This project follows the CRISP-DM (CRoss Industry Standard Process for Data Mining) and breaks down each of it's processes with the respect to the project
CRISP-DM stands for cross-industry process for data mining. The CRISP-DM methodology provides a structured approach to planning a data mining project. It is a robust and well-proven methodology. [...] , its flexibility and its usefulness when using analytics to solve thorny business issues. It is the golden thread than runs through almost every client engagement. The CRISP-DM model is shown on the right. This model is an idealised sequence of events. In practice many of the tasks can be performed in a different order and it will often be necessary to backtrack to previous tasks and repeat certain actions. The model does not try to capture all possible routes through the data mining process. -- by "Smart Vision Europe"

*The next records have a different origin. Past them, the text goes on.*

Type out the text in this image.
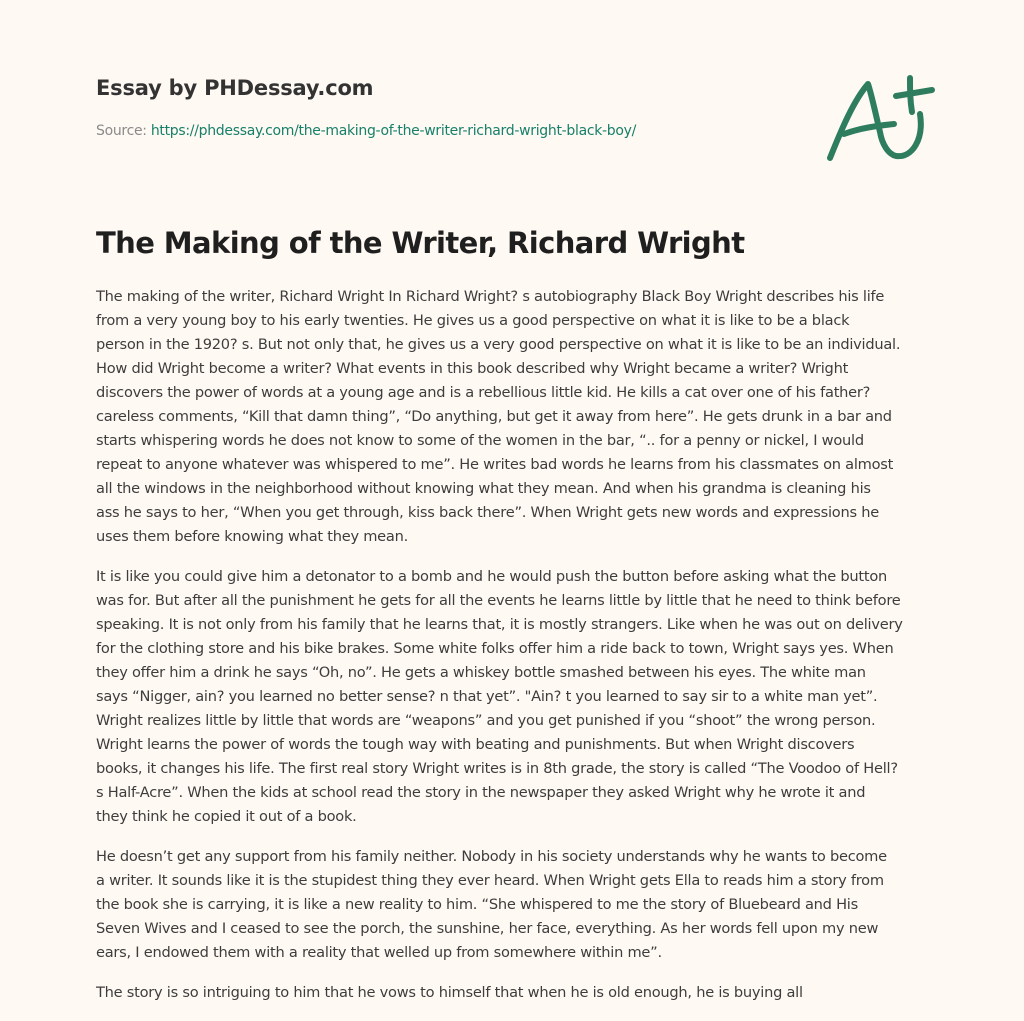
Essay by PHDessay.com
Source: https://phdessay.com/the-making-of-the-writer-richard-wright-black-boy/
The Making of the Writer, Richard Wright

The making of the writer, Richard Wright In Richard Wright? s autobiography Black Boy Wright describes his life
from a very young boy to his early twenties. He gives us a good perspective on what it is like to be a black
person in the 1920? s. But not only that, he gives us a very good perspective on what it is like to be an individual.
How did Wright become a writer? What events in this book described why Wright became a writer? Wright
discovers the power of words at a young age and is a rebellious little kid. He kills a cat over one of his father?
careless comments, “Kill that damn thing”, “Do anything, but get it away from here”. He gets drunk in a bar and
starts whispering words he does not know to some of the women in the bar, “.. for a penny or nickel, I would
repeat to anyone whatever was whispered to me”. He writes bad words he learns from his classmates on almost
all the windows in the neighborhood without knowing what they mean. And when his grandma is cleaning his
ass he says to her, “When you get through, kiss back there”. When Wright gets new words and expressions he
uses them before knowing what they mean.

It is like you could give him a detonator to a bomb and he would push the button before asking what the button
was for. But after all the punishment he gets for all the events he learns little by little that he need to think before
speaking. It is not only from his family that he learns that, it is mostly strangers. Like when he was out on delivery
for the clothing store and his bike brakes. Some white folks offer him a ride back to town, Wright says yes. When
they offer him a drink he says “Oh, no”. He gets a whiskey bottle smashed between his eyes. The white man
says “Nigger, ain? you learned no better sense? n that yet”. "Ain? t you learned to say sir to a white man yet”.
Wright realizes little by little that words are “weapons” and you get punished if you “shoot” the wrong person.
Wright learns the power of words the tough way with beating and punishments. But when Wright discovers
books, it changes his life. The first real story Wright writes is in 8th grade, the story is called “The Voodoo of Hell?
s Half-Acre”. When the kids at school read the story in the newspaper they asked Wright why he wrote it and
they think he copied it out of a book.

He doesn’t get any support from his family neither. Nobody in his society understands why he wants to become
a writer. It sounds like it is the stupidest thing they ever heard. When Wright gets Ella to reads him a story from
the book she is carrying, it is like a new reality to him. “She whispered to me the story of Bluebeard and His
Seven Wives and I ceased to see the porch, the sunshine, her face, everything. As her words fell upon my new
ears, I endowed them with a reality that welled up from somewhere within me”.

The story is so intriguing to him that he vows to himself that when he is old enough, he is buying all
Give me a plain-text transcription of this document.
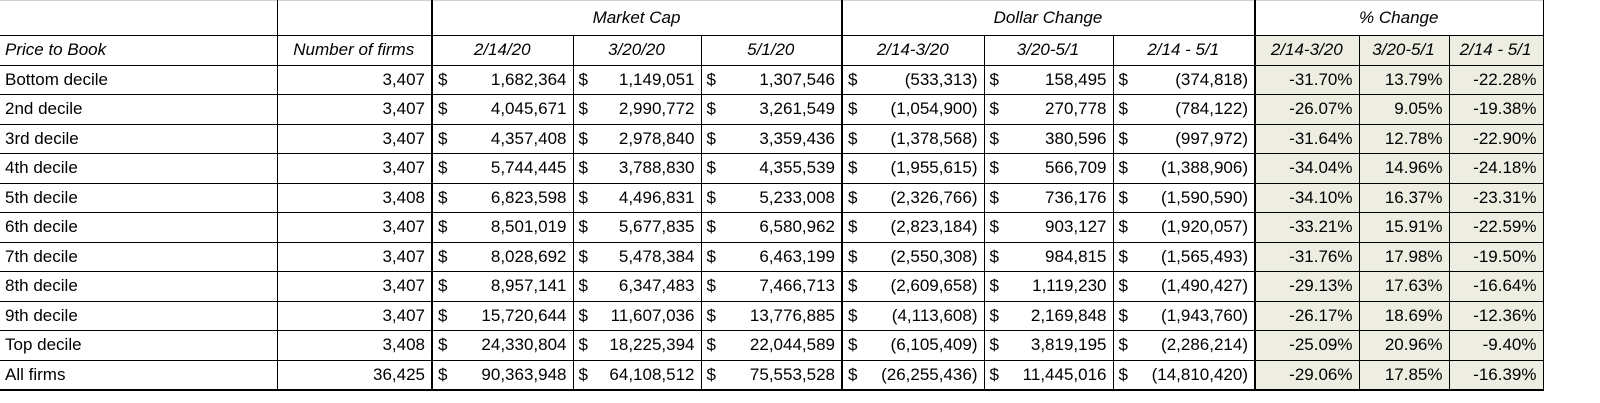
		Market Cap			Dollar Change			% Change		
Price to Book	Number of firms	2/14/20	3/20/20	5/1/20	2/14-3/20	3/20-5/1	2/14 - 5/1	2/14-3/20	3/20-5/1	2/14 - 5/1
Bottom decile	3,407	$ 1,682,364	$ 1,149,051	$ 1,307,546	$ (533,313)	$ 158,495	$ (374,818)	-31.70%	13.79%	-22.28%
2nd decile	3,407	$ 4,045,671	$ 2,990,772	$ 3,261,549	$ (1,054,900)	$ 270,778	$ (784,122)	-26.07%	9.05%	-19.38%
3rd decile	3,407	$ 4,357,408	$ 2,978,840	$ 3,359,436	$ (1,378,568)	$ 380,596	$ (997,972)	-31.64%	12.78%	-22.90%
4th decile	3,407	$ 5,744,445	$ 3,788,830	$ 4,355,539	$ (1,955,615)	$ 566,709	$ (1,388,906)	-34.04%	14.96%	-24.18%
5th decile	3,408	$ 6,823,598	$ 4,496,831	$ 5,233,008	$ (2,326,766)	$ 736,176	$ (1,590,590)	-34.10%	16.37%	-23.31%
6th decile	3,407	$ 8,501,019	$ 5,677,835	$ 6,580,962	$ (2,823,184)	$ 903,127	$ (1,920,057)	-33.21%	15.91%	-22.59%
7th decile	3,407	$ 8,028,692	$ 5,478,384	$ 6,463,199	$ (2,550,308)	$ 984,815	$ (1,565,493)	-31.76%	17.98%	-19.50%
8th decile	3,407	$ 8,957,141	$ 6,347,483	$ 7,466,713	$ (2,609,658)	$ 1,119,230	$ (1,490,427)	-29.13%	17.63%	-16.64%
9th decile	3,407	$ 15,720,644	$ 11,607,036	$ 13,776,885	$ (4,113,608)	$ 2,169,848	$ (1,943,760)	-26.17%	18.69%	-12.36%
Top decile	3,408	$ 24,330,804	$ 18,225,394	$ 22,044,589	$ (6,105,409)	$ 3,819,195	$ (2,286,214)	-25.09%	20.96%	-9.40%
All firms	36,425	$ 90,363,948	$ 64,108,512	$ 75,553,528	$ (26,255,436)	$ 11,445,016	$ (14,810,420)	-29.06%	17.85%	-16.39%
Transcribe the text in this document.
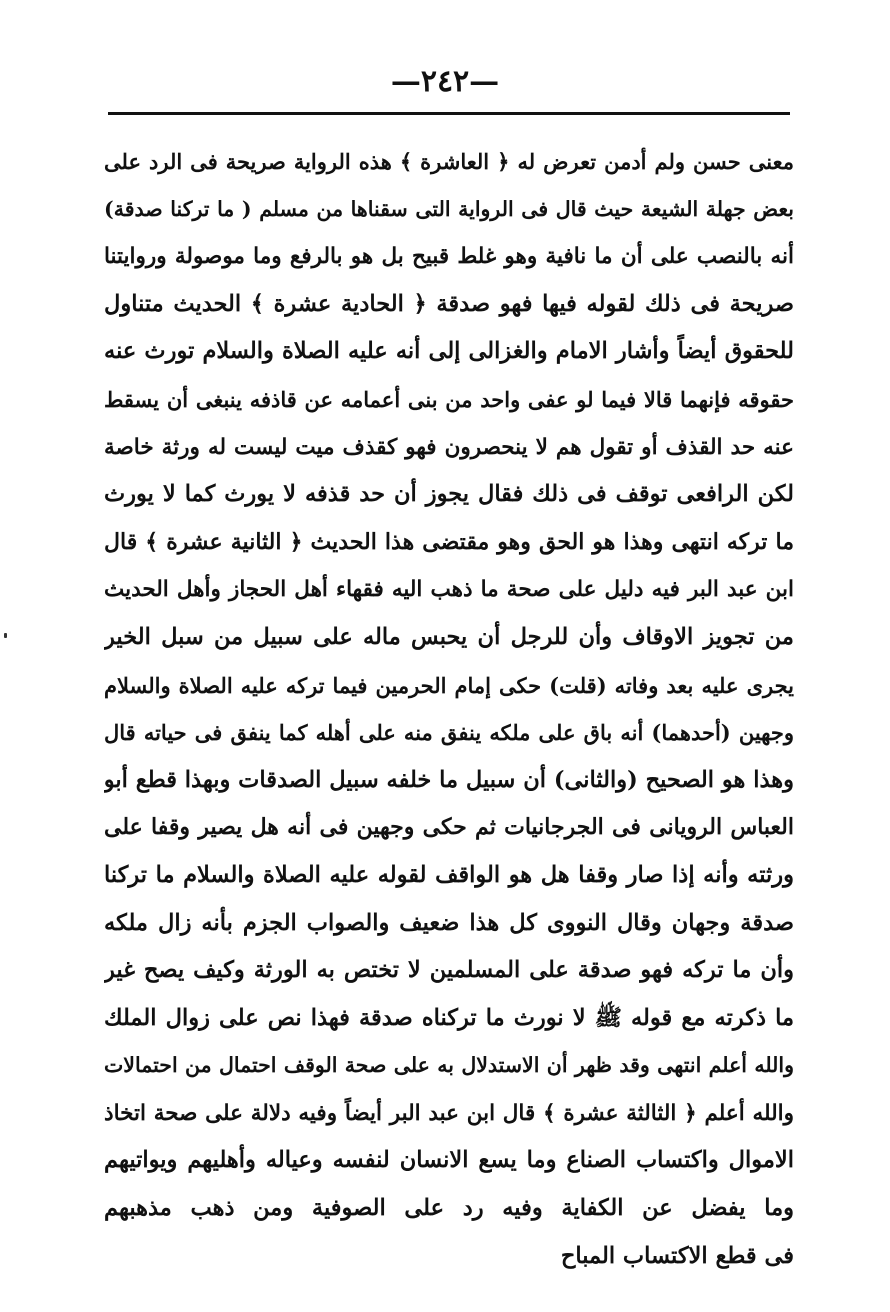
—٢٤٢—
معنى حسن ولم أدمن تعرض له ﴿ العاشرة ﴾ هذه الرواية صريحة فى الرد على
بعض جهلة الشيعة حيث قال فى الرواية التى سقناها من مسلم ( ما تركنا صدقة)
أنه بالنصب على أن ما نافية وهو غلط قبيح بل هو بالرفع وما موصولة وروايتنا
صريحة فى ذلك لقوله فيها فهو صدقة ﴿ الحادية عشرة ﴾ الحديث متناول
للحقوق أيضاً وأشار الامام والغزالى إلى أنه عليه الصلاة والسلام تورث عنه
حقوقه فإنهما قالا فيما لو عفى واحد من بنى أعمامه عن قاذفه ينبغى أن يسقط
عنه حد القذف أو تقول هم لا ينحصرون فهو كقذف ميت ليست له ورثة خاصة
لكن الرافعى توقف فى ذلك فقال يجوز أن حد قذفه لا يورث كما لا يورث
ما تركه انتهى وهذا هو الحق وهو مقتضى هذا الحديث ﴿ الثانية عشرة ﴾ قال
ابن عبد البر فيه دليل على صحة ما ذهب اليه فقهاء أهل الحجاز وأهل الحديث
من تجويز الاوقاف وأن للرجل أن يحبس ماله على سبيل من سبل الخير
يجرى عليه بعد وفاته (قلت) حكى إمام الحرمين فيما تركه عليه الصلاة والسلام
وجهين (أحدهما) أنه باق على ملكه ينفق منه على أهله كما ينفق فى حياته قال
وهذا هو الصحيح (والثانى) أن سبيل ما خلفه سبيل الصدقات وبهذا قطع أبو
العباس الرويانى فى الجرجانيات ثم حكى وجهين فى أنه هل يصير وقفا على
ورثته وأنه إذا صار وقفا هل هو الواقف لقوله عليه الصلاة والسلام ما تركنا
صدقة وجهان وقال النووى كل هذا ضعيف والصواب الجزم بأنه زال ملكه
وأن ما تركه فهو صدقة على المسلمين لا تختص به الورثة وكيف يصح غير
ما ذكرته مع قوله ﷺ لا نورث ما تركناه صدقة فهذا نص على زوال الملك
والله أعلم انتهى وقد ظهر أن الاستدلال به على صحة الوقف احتمال من احتمالات
والله أعلم ﴿ الثالثة عشرة ﴾ قال ابن عبد البر أيضاً وفيه دلالة على صحة اتخاذ
الاموال واكتساب الصناع وما يسع الانسان لنفسه وعياله وأهليهم ويواتيهم
وما يفضل عن الكفاية وفيه رد على الصوفية ومن ذهب مذهبهم
فى قطع الاكتساب المباح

These are the stated processes in the methodoly:
- Business Understanding
- Data Understanding
- Data Preparation
- Modeling
- Evaluation
- Deployment
I have used a dataset that I have combined from multiple source like Wikipedia and Kaggle, I am trying to find strongly coupled attributes with respect to our output label. The focus of this project is to highlight how deployment would work in a Data Mining project and optimization of models.
-
Business Understanding: Our clients are trying to make cars for a certain category and they want to see if entering a certain category with a certain model yields them profit or not, we will do this by correctly predicting the price for the hypothetical car. They are trying to assess if the car model idea will give good enough profit.
-
Data Understanding: We scrape data for different car manufacturers and their models on the internet and we get prehistoric data on certain manufacturers that are our clients. The data would have features showing details on model and their sales and pricing.
-
Data Preparation: Since we have scraped data from multiple sources their will be data anomalies like missing values and data inconsistencies, we will fix them using some sort of an imputer. We will also scale the data for more efficient results and categorize the nominal data.
-
Modeling: We will use RapidMiner to suggest us which algorithm would make the most sense to implement. There are few other methods to check which model would make sense but we would like to use RapidMiner as it's efficient and fast to test.
-
Evaluation: Our metric for worthiness of the model would be the accuracy, RMSE (Root Mean Squared Error) as this is a regression problem. We will first try to find the optimal hyper-parameters for our model using hyperopt to find the minimum amount of loss.
-
Deployment: No matter how impressive your solution for a problem might be, if it cannot be deployed you have lost the battle. Integration is a key part of deployment. Then we will build an app which will take in inputs and predict the retail price for the model.